Families and autism advocates say changes being made to services provided at Miriam Home in Montreal discriminate against the most vulnerable.
Electra Dalamagas with Autism Montreal says day programs for profoundly intellectually disabled clients are being cut in favour of providing high-functioning clients that have more potential to learn new skills.
"Individuals with special needs to this degree of disability are going to be staying at home 24 hours a day," she says. "They're going to be parked, they're going to be warehoused."
A Montreal father who would only be identified as Mr.

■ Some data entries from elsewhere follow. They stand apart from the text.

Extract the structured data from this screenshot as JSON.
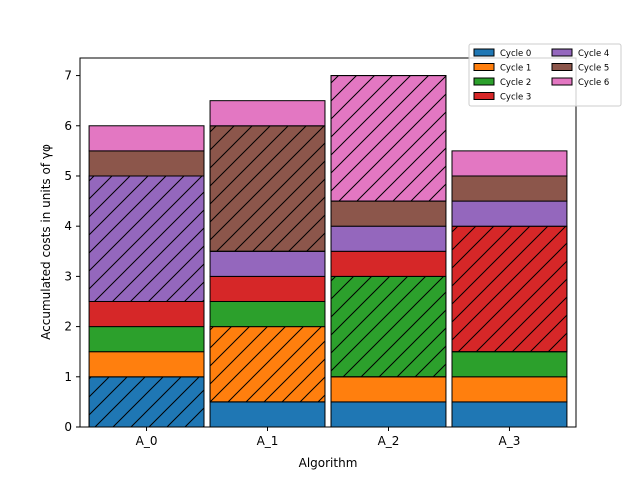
{
  "chart_data": {
    "type": "bar",
    "stacked": true,
    "categories": [
      "A_0",
      "A_1",
      "A_2",
      "A_3"
    ],
    "xlabel": "Algorithm",
    "ylabel": "Accumulated costs in units of γφ",
    "ylim": [
      0,
      7.35
    ],
    "yticks": [
      "0",
      "1",
      "2",
      "3",
      "4",
      "5",
      "6",
      "7"
    ],
    "series": [
      {
        "name": "Cycle 0",
        "color": "#1f77b4",
        "values": [
          1.0,
          0.5,
          0.5,
          0.5
        ]
      },
      {
        "name": "Cycle 1",
        "color": "#ff7f0e",
        "values": [
          0.5,
          1.5,
          0.5,
          0.5
        ]
      },
      {
        "name": "Cycle 2",
        "color": "#2ca02c",
        "values": [
          0.5,
          0.5,
          2.0,
          0.5
        ]
      },
      {
        "name": "Cycle 3",
        "color": "#d62728",
        "values": [
          0.5,
          0.5,
          0.5,
          2.5
        ]
      },
      {
        "name": "Cycle 4",
        "color": "#9467bd",
        "values": [
          2.5,
          0.5,
          0.5,
          0.5
        ]
      },
      {
        "name": "Cycle 5",
        "color": "#8c564b",
        "values": [
          0.5,
          2.5,
          0.5,
          0.5
        ]
      },
      {
        "name": "Cycle 6",
        "color": "#e377c2",
        "values": [
          0.5,
          0.5,
          2.5,
          0.5
        ]
      }
    ],
    "hatched": [
      [
        0,
        0
      ],
      [
        1,
        1
      ],
      [
        2,
        2
      ],
      [
        3,
        3
      ],
      [
        0,
        4
      ],
      [
        1,
        5
      ],
      [
        2,
        6
      ]
    ],
    "legend": {
      "position": "top-right",
      "columns": 2
    },
    "grid": false
  }
}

Zalmonov says his 21-year-old daughter on the autism spectrum had progressed while in programming, but now that her services have been cut off she's regressing because she has so little stimulation in her life.
"She's not eating, she's not walking, she stopped communicating, she became aggresive," he says. "It was not like this, it was not like this, but this is where we are now... she's in this place, she doesn't go out, she's like an animal."
Dalamagas says it's unethical to cut services from the most severely disabled to favour others.
"It's a slippery slope when the government is invoking the deserving disabled versus the undeserving disabled."
Francine Dupuis, with the Centre Ouest CIUSSS, the regional health board, says the government is telling them they need to make the change but she says nothing will happen this year and that they'll be working with families to find solutions.
"We will look at one by one what their needs are and we will come to an agreement with these families and these people, individually," she told CJAD 800 News.